МИССИС ПРИКОСОВИЧ. Да, я сказала, и она сказала, я не знаю, сказала она, и Уиггли был священником, который водил шашни с дочерью моей сестры[5], она была его экономкой, но если бы Бог не хотел, чтобы они это делали, он не дал бы им то, чем это делается, ведь так? И еще, Элмо…
(Она уходит, продолжая говорить, а к кровати подходит БЕККИ).

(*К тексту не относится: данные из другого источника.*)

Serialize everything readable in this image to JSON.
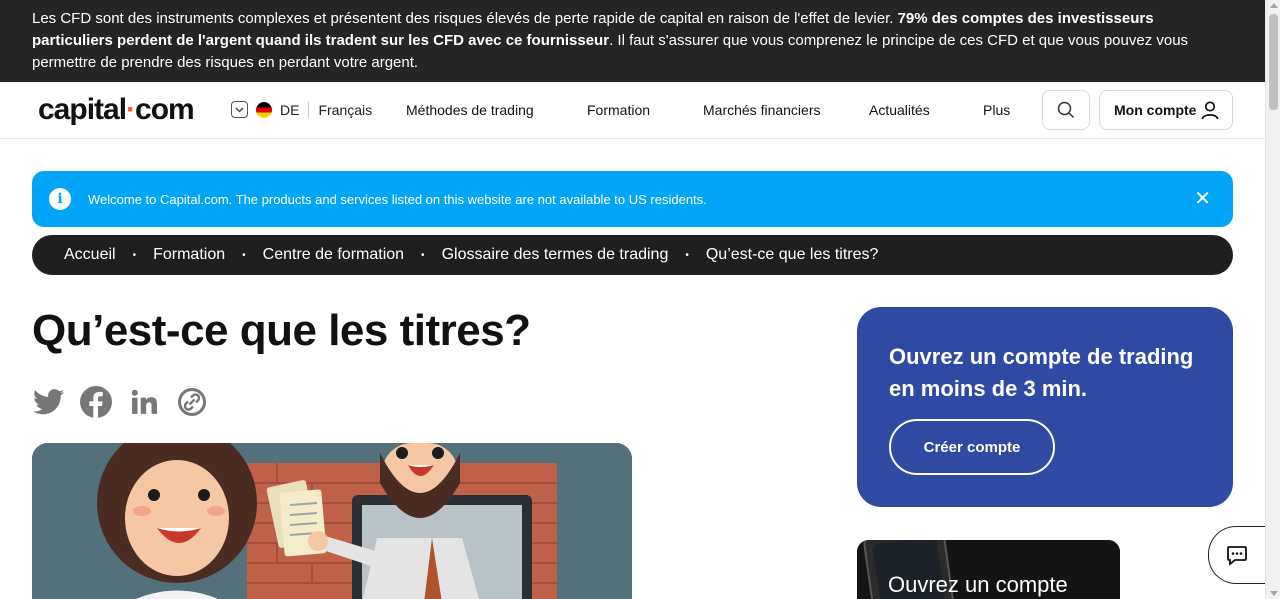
{
  "risk_warning": {
    "text_start": "Les CFD sont des instruments complexes et présentent des risques élevés de perte rapide de capital en raison de l'effet de levier. ",
    "text_bold": "79% des comptes des investisseurs particuliers perdent de l'argent quand ils tradent sur les CFD avec ce fournisseur",
    "text_end": ". Il faut s'assurer que vous comprenez le principe de ces CFD et que vous pouvez vous permettre de prendre des risques en perdant votre argent."
  },
  "header": {
    "logo_left": "capital",
    "logo_dot": "·",
    "logo_right": "com",
    "region_code": "DE",
    "language": "Français",
    "nav": [
      "Méthodes de trading",
      "Formation",
      "Marchés financiers",
      "Actualités",
      "Plus"
    ],
    "account_label": "Mon compte"
  },
  "info_banner": {
    "icon": "i",
    "text": "Welcome to Capital.com. The products and services listed on this website are not available to US residents.",
    "close": "✕"
  },
  "breadcrumb": [
    "Accueil",
    "Formation",
    "Centre de formation",
    "Glossaire des termes de trading",
    "Qu’est-ce que les titres?"
  ],
  "breadcrumb_sep": "•",
  "article": {
    "title": "Qu’est-ce que les titres?"
  },
  "share_icons": [
    "twitter-icon",
    "facebook-icon",
    "linkedin-icon",
    "copy-link-icon"
  ],
  "cta": {
    "title": "Ouvrez un compte de trading en moins de 3 min.",
    "button": "Créer compte"
  },
  "promo2": {
    "text": "Ouvrez un compte"
  },
  "colors": {
    "risk_bg": "#252525",
    "banner_blue": "#00a5f8",
    "cta_blue": "#2e4aa2",
    "logo_dot": "#ff5b2e"
  }
}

ТЕТЯ ЛИЗ. Моя племянница. Бекки…
БЕККИ. Тетя Лиз, тетя Молл приходила?
ТЕТЯ ЛИЗ. Нет.
БЕККИ. Но она расписалась в журнале посещений.
ТЕТЯ ЛИЗ. Ну вот. Еще одна. Почему вы спрашиваете меня о том, что и так знаете? Это какая-то проверка?
БЕККИ. Как она?
ТЕТЯ ЛИЗ. Я в порядке.
БЕККИ. А как тетя Молл?
ТЕТЯ ЛИЗ. Почему ты не спросишь ее?
БЕККИ. Не думаю, что она со мной разговаривает.
ТЕТЯ ЛИЗ. Это еще почему?
БЕККИ. Она на меня злится.
ТЕТЯ ЛИЗ. Ты принесла банан?
БЕККИ. Я забыла.
ТЕТЯ ЛИЗ. Понятно. А как Дороти?
БЕККИ. Я ее не видела.
ТЕТЯ ЛИЗ. Твой муж столкнул ее с лестницы.
БЕККИ. Нет, он не сталкивал, как ты можешь так говорить?
ТЕТЯ ЛИЗ. Бедная Дороти. Она мертва, как грецкий орех.
БЕККИ. Тетя Лиз, это нелепо. Кларенс не сталкивал тетю Дор с лестницы. Именно он свалился с лестницы, споткнувшись о кота[6]. И тетя Дон не мертва.
ТЕТЯ ЛИЗ. Откуда ты знаешь? Сама сказала, что не видела ее.
БЕККИ. Я бы услышала, если б она умерла.
ТЕТЯ ЛИЗ. Она бы позвонила и сказала тебе?
БЕККИ. Мне бы сказала тетя Молл.
ТЕТЯ ЛИЗ. Она с тобой не разговаривает. Как кот?
БЕККИ. Кот в порядке.
ТЕТЯ ЛИЗ. Твой муж гонялся за ним на пикапе.
БЕККИ. Это был Джон Фостер.
ТЕТЯ ЛИЗ. Это был твой муж.
БЕККИ. Я про кота, которого звали Джон Фостер. Джон Фостер Даллес. Теперь у нас другой кот. Ты это знаешь.
ТЕТЯ ЛИЗ. Ничего тупее просто быть не может. Взрослый мужчина, мчащийся за котом со скоростью девяносто миль в час.
БЕККИ. Он не причинил ему вреда. Только отдавил хвост.
ТЕТЯ ЛИЗ. Здоровенный, уродливый, тупой чурбан.
БЕККИ. Тетя Лиз, я не хочу ссориться с тобой из-за Кларенса. Я принесла бумаги, которые тебе надо подписать.
ТЕТЯ ЛИЗ. Не читаю я больше газеты[7]. От «Кантонского депозитария» руки становятся черными, словно ты – шахтер.
БЕККИ. Нет, это юридические документы. Тебе их надо подписать.
ТЕТЯ ЛИЗ. Я больше не могу писать.
БЕККИ. Все, что тебе нужно, так это расписаться.
ТЕТЯ ЛИЗ. Не хочу я расписываться. С расписыванием я покончила. Я собираюсь присоединиться к Дейви, и Гретхен, и Льюису, и Дороти, и Рудольфу Валентино[8], и к Джону Фостеру Даллесу на небесах.
БЕККИ. Тетя Дор не умерла, Джон Фостер просто сбежал, он был слишком злобным, чтобы умереть, а Гретхен, возможно, и умерла, но я не думаю, что она на небесах. Поэтому подпиши для меня эти бумаги. Займет это у тебя секунду, а потом ты спокойно поспишь.